Распахнув рот, он дышал. Казалось – хриплый, сипящий звук уходит в темную глубину и навсегда остается в ней, но в последний момент, собрав остаток сил, тянется вверх, чтобы, не удержавшись, упасть вниз, и снова скрежещущий, ржавый звук… Это – рвущееся из–под плотно закрытых дверей, должно было кончиться ближайшей ночью. Но прошли ночь и день, и следующая ночь, а он лежал, едва прикрытый простыней, на оранжевой детской клеенке и – не хотел умирать.
Дочь и внук, вторые сутки жившие на креслах в коридоре, проваливались в сон и просыпались, уходили и вновь возвращались под монотонный тяжкий хрип.
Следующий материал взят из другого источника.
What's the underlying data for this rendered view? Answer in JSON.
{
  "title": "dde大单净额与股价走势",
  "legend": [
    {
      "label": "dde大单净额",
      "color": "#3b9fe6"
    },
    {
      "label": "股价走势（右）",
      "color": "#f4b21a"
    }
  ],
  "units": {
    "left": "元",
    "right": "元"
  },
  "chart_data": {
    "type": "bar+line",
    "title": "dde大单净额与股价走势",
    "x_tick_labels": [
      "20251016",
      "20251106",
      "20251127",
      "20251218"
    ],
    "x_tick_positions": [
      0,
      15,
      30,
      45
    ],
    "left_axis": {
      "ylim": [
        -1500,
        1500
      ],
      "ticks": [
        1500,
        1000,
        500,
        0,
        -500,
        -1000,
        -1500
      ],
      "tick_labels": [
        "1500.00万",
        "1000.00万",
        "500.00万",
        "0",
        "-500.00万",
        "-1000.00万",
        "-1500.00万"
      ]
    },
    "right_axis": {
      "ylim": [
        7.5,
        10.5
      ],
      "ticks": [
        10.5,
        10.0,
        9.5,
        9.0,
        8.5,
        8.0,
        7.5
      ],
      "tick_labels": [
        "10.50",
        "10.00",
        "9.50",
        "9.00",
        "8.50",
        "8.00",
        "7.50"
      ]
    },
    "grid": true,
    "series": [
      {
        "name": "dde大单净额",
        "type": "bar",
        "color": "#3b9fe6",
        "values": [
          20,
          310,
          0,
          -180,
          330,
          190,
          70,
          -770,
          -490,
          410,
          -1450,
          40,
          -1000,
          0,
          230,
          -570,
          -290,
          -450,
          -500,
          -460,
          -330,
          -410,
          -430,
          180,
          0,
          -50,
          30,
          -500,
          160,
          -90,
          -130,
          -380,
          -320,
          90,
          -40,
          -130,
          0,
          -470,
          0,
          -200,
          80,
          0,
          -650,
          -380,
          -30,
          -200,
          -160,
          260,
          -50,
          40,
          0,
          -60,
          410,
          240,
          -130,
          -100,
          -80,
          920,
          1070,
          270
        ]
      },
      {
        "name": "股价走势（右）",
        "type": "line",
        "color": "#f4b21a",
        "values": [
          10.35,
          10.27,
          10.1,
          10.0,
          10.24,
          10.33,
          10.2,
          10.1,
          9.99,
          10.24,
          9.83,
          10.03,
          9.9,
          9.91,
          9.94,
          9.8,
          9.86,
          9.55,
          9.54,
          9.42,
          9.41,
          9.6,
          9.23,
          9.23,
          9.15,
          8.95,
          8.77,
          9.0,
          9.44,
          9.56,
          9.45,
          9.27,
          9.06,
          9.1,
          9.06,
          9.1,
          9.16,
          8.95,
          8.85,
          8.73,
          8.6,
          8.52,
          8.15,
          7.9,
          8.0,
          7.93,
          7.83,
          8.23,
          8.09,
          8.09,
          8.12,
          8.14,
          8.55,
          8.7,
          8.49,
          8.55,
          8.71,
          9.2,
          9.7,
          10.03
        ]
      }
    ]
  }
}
Казалось, это – никогда не прекратится, и уже не было сил!.. На рассвете следующего дня они проснулись от тишины.
XXIV
Смерть деда ничего не изменила. Странно, неужели я тогда всерьез надеялся на это – как нерадивый ученик ждал подсказки со стороны? А между тем тянулись недели, однообразные и пустые, и в них, как шарики в погремушке, назойливо и сухо звенели дни.
Владимиру Ивановичу не нужно уже было присутствовать на моих семинарах, Галине Николаевне – волноваться из–за недостатков в политико–воспитательной работе: факультатив кончился, без шума и криков изжил себя. Я аккуратно составлял планы уроков, конспекты, справки, отчеты, заполнял строки и графы… Я даже написал, как бы совместно с Галиной Николаевной, статью о новейших методах изучения истории, и статейку взял серьезный журнал.